Freshwater crayfish fossils provide evolutionary link with time of dinosaurs 

 
 
CDU PhD student Mark Schultz (left) and Head of CDU's School of Environmental and Life Sciences Prof Chris Austin are part of a ground-breaking international study into crayfish

Crayfish (yabby) body fossils and burrows discovered at Dinosaur Cove in the Otway Ranges, Victoria, have provided the first physical evidence that crayfish existed on the Australian continent as far back as the time of the dinosaurs (Mesozoic Era), according to a recent international study.

Anthony Martin, senior lecturer in environmental studies at Emory University in Atlanta, headed up the study that included team members Professor Chris Austin (Charles Darwin University’s Head of School - Environmental and Life Sciences), and CDU PhD student Mr Mark Schultz. The team also included Australian scientists Thomas Rich and Gary Poore, of the Museum of Victoria, and Lesley Kool and Patricia Vickers-Rich, of Monash University. The fossil crayfish study was recently published online in the earth science journal, Gondwana Research.

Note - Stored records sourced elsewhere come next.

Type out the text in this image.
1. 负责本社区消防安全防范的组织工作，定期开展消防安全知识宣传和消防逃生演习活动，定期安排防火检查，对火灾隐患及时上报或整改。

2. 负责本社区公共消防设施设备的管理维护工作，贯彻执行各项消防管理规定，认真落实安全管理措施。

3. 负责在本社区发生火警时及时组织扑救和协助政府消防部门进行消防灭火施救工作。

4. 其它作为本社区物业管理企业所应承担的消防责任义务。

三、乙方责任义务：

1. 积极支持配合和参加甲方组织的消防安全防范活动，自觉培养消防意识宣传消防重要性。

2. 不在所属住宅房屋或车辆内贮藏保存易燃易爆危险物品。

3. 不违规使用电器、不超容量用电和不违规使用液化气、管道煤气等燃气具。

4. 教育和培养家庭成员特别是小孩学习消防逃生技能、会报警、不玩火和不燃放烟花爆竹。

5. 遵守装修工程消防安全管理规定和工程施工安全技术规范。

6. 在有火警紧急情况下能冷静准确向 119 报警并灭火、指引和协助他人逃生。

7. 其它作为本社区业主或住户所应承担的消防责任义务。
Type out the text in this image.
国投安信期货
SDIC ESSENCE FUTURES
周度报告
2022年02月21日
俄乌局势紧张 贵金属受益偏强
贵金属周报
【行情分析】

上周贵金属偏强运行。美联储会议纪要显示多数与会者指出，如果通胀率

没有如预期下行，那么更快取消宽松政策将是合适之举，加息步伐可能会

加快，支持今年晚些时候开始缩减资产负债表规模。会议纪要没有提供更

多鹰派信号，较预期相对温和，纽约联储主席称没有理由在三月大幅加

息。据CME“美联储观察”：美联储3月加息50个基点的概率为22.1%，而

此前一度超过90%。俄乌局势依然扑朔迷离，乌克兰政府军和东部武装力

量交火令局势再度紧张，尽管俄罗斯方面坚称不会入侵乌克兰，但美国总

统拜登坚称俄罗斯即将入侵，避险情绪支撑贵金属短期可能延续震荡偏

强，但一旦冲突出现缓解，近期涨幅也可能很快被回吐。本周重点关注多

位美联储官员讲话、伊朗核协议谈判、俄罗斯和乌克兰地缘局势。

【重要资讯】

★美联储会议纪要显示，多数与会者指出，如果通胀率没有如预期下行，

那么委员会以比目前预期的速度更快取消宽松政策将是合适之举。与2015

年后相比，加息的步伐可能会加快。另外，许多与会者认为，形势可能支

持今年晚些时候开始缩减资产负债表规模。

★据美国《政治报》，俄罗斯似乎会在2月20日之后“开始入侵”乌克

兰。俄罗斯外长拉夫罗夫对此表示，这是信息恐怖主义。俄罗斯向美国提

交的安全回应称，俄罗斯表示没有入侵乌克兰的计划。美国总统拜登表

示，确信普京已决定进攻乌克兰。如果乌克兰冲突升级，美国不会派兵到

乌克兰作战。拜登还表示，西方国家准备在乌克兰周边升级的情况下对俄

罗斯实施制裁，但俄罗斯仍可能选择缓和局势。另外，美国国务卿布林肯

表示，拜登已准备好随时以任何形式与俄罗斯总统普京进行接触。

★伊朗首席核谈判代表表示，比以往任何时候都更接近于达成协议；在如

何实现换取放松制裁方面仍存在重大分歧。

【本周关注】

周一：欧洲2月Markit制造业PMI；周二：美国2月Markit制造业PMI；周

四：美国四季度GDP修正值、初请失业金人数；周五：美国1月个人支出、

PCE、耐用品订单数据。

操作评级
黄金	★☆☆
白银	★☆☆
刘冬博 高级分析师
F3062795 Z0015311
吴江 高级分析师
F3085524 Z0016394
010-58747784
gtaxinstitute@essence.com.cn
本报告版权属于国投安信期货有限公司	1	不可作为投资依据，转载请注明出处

Thomas Huxley, a well-known colleague of Charles Darwin, was the first scientist to ponder how crayfish, which cannot survive in saltwater, could have spread to so many continents.

“Biologists have long been fascinated by freshwater crayfish due to their wide distribution and ability to adapt to extremely diverse environments,” Professor Austin said. Australia’s crayfish fauna is of global significance due to the large number of species, for a dry continent and their ecological and morphological diversity.

Dr Martin said: “Studying the fossil burrows provided an insight into the ecology of southern Australia about 115 million years ago when the continent was still attached to Antarctica (Gondwanaland). During that era, diverse plants grew in what is today Antarctica and dinosaurs roamed in prolonged polar darkness along southern Australian river plains. The period is of particular interest to scientists since it is believed to be the last time the earth experienced pronounced global warming.

"The evolution of Southern Hemisphere crayfish has challenged researchers since the 1870s," Dr Martin said. "Only now, 140 years later, are we starting to put together the physical evidence for this evolution through the discovery of fossils."
Professor Austin said he was delighted to be involved in traditional research that the University’s namesake would have appreciated.

The research dove-tailed with the findings of his and Mr Schultz’s ongoing research on the evolution of Australia’s yabby fauna using DNA sequencing.

“Fossils provide the hard evidence for evolution that is so often needed to put into context modern comparative data now commonly produced from molecular genetic laboratories,” Professor Austin said.